Sooner or later I will come out to the rest of my friends and the family that won't judge, but its going to be a slow process. Until then I will have to just enjoy the visits with my "friend" be they her flying out here or me flying to her (like I will a week from today!).

Tuesday, April 3, 2012

Heartbreaking day

I have been so excited for this day to come, the start of Spring Quarter! Only it started off really, really bad... My good friend, the woman who was my doula for R's birth, called me this morning to tell me that the baby she had been carrying for 17 weeks had passed away and that she was in labor. She asked me to double check and make sure he school knew (we're both in the same Nursing program) and to let our classmates know. Of couse I told her I would, and as soon as I hung up the phone I had to fight back tears.

I somehow managed not to cry at all today until I saw her post on facebook that the baby had been a girl. The girl she has dreamed about for so long. The baby she will never get to watch grow up is he girl she had been hoping for with all her heart. Her name was beautiful and perfect. She will be very missed.

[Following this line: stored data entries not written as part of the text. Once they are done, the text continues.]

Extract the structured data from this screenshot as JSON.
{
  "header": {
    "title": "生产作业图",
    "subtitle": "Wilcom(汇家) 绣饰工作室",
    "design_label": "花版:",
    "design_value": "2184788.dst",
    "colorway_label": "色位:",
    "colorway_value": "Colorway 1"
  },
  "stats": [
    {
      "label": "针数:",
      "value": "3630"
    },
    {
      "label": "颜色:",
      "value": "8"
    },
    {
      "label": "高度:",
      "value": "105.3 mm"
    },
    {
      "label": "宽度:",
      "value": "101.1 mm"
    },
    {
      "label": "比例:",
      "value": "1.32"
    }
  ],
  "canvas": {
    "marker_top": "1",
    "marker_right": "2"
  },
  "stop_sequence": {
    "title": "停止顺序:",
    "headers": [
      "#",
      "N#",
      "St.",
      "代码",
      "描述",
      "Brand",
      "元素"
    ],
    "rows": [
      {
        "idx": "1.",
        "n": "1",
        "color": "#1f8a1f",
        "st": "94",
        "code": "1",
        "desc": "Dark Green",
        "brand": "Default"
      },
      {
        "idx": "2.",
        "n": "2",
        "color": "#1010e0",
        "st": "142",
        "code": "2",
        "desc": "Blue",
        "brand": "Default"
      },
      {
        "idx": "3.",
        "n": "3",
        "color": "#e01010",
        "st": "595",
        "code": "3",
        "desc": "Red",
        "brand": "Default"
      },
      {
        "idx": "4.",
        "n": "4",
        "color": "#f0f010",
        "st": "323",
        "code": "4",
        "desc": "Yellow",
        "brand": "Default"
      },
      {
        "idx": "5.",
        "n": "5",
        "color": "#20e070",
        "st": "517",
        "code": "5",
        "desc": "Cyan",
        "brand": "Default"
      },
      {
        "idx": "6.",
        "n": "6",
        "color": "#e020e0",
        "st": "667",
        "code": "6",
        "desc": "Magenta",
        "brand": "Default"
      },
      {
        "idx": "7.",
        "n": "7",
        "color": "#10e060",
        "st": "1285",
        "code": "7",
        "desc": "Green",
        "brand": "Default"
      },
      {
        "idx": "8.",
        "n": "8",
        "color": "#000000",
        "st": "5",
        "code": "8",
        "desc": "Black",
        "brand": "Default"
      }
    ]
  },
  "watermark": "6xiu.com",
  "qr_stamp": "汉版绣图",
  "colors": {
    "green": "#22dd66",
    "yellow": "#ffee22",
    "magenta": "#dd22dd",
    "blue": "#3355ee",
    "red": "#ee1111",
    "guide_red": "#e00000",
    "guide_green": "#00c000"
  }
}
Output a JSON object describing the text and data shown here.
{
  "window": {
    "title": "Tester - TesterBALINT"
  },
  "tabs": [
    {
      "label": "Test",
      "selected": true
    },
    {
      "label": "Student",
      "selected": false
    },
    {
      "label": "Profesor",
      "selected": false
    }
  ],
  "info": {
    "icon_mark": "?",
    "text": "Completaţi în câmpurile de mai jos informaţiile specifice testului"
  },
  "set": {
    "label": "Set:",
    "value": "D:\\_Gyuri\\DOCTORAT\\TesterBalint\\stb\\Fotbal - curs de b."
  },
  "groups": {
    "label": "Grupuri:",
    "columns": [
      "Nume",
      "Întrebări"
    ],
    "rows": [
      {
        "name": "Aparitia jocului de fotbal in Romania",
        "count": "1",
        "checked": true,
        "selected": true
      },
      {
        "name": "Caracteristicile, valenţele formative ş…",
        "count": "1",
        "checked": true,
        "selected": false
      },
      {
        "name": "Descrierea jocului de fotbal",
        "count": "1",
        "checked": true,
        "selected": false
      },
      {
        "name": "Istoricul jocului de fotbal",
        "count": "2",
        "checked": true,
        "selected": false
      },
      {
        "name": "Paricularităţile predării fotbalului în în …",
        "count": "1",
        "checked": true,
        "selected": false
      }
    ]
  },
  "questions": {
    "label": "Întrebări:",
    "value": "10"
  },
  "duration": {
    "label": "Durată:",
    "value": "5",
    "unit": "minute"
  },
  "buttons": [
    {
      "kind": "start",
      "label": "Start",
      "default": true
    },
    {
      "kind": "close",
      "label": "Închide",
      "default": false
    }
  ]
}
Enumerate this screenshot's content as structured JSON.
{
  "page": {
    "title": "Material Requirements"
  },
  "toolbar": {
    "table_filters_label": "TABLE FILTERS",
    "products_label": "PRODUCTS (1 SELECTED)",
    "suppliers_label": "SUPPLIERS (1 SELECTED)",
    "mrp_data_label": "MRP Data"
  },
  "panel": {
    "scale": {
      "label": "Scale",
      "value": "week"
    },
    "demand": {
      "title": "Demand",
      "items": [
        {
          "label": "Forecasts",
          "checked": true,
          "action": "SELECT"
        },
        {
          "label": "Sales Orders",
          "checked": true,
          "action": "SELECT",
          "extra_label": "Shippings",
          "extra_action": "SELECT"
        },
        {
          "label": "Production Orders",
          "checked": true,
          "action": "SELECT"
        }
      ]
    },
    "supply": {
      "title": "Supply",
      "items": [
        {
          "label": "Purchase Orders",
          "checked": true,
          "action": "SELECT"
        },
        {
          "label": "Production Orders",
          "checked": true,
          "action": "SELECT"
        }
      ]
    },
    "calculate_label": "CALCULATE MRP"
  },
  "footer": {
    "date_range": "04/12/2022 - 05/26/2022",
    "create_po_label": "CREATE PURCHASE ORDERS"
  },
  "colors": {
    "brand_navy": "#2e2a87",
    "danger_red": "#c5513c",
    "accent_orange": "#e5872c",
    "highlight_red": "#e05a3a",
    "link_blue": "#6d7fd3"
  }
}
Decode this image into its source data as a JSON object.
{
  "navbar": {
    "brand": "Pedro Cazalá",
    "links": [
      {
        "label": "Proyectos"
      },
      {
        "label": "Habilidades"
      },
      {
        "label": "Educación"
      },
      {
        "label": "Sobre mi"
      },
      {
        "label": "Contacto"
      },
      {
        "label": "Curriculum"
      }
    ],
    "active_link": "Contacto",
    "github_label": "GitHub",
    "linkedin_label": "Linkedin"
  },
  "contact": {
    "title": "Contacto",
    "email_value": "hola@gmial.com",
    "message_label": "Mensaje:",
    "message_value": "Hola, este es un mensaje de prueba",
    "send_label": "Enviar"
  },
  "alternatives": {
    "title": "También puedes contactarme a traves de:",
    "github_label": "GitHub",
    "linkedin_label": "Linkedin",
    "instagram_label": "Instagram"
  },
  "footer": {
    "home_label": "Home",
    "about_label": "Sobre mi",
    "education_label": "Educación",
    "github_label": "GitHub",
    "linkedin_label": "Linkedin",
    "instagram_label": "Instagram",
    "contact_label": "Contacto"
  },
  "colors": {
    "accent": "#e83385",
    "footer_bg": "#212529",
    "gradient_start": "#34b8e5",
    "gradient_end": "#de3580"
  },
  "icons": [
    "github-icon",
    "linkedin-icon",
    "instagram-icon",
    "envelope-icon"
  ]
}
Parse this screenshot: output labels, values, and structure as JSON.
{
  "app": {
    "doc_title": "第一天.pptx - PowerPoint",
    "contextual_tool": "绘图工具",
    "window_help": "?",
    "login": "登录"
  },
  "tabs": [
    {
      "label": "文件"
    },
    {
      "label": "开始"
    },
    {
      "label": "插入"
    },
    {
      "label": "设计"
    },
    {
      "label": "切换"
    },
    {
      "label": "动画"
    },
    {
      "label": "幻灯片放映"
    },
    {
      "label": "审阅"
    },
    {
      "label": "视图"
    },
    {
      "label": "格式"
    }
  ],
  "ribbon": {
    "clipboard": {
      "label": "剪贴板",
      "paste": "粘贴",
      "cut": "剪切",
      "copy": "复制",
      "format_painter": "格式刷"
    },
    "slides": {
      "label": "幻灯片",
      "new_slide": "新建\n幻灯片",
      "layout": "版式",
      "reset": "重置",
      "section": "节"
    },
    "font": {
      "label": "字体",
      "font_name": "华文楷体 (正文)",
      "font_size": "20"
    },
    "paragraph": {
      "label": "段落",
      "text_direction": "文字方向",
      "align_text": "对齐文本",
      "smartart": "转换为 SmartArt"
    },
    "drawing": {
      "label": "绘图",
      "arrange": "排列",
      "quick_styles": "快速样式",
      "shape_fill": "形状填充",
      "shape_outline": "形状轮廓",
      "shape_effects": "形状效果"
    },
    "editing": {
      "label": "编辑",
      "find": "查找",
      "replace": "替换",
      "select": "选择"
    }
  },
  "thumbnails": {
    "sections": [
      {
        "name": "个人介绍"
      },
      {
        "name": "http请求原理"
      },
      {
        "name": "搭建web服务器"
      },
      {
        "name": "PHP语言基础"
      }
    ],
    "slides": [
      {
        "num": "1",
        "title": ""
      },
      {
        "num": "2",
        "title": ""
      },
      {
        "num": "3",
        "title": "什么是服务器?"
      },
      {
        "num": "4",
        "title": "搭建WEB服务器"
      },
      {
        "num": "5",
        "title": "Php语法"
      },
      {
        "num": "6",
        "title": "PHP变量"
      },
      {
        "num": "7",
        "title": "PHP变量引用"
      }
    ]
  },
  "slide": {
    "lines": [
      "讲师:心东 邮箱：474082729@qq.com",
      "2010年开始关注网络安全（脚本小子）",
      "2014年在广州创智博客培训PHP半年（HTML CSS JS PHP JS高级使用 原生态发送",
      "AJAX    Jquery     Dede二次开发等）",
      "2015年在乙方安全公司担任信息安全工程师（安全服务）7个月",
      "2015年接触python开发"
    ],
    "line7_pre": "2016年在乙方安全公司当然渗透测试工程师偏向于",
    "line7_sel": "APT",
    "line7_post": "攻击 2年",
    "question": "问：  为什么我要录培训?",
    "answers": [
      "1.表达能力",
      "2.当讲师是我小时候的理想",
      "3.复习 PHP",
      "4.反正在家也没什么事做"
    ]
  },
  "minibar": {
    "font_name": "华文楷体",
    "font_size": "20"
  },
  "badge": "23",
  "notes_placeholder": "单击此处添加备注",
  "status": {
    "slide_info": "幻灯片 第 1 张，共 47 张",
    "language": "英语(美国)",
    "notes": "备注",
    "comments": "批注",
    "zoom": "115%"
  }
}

And while this is the worst part of my day by far, I've been exchanging emails with the STBE regarding visits with the kids and him watching them while I'm at clinicals and such and in one of his emails he mentioned wantin to take the kids on a trip around the same time I want to go visit L. I told him that if we could coordinate our trips then it would probably work out better for everybody. The email he sent me back was rude and kinda got to me. Him telling me I didn't need to "hide" her (meaning L) and that he just wanted to be done with this garbage and get the divorce papers signed. Garbage. Well, it probably shouldn't bother me but it does. Having our marriage called garbage by the man who swears up and down that he never abused me... Grr.

Anyway, just needed to vent my heartbreak and frustration today. Not much else going on.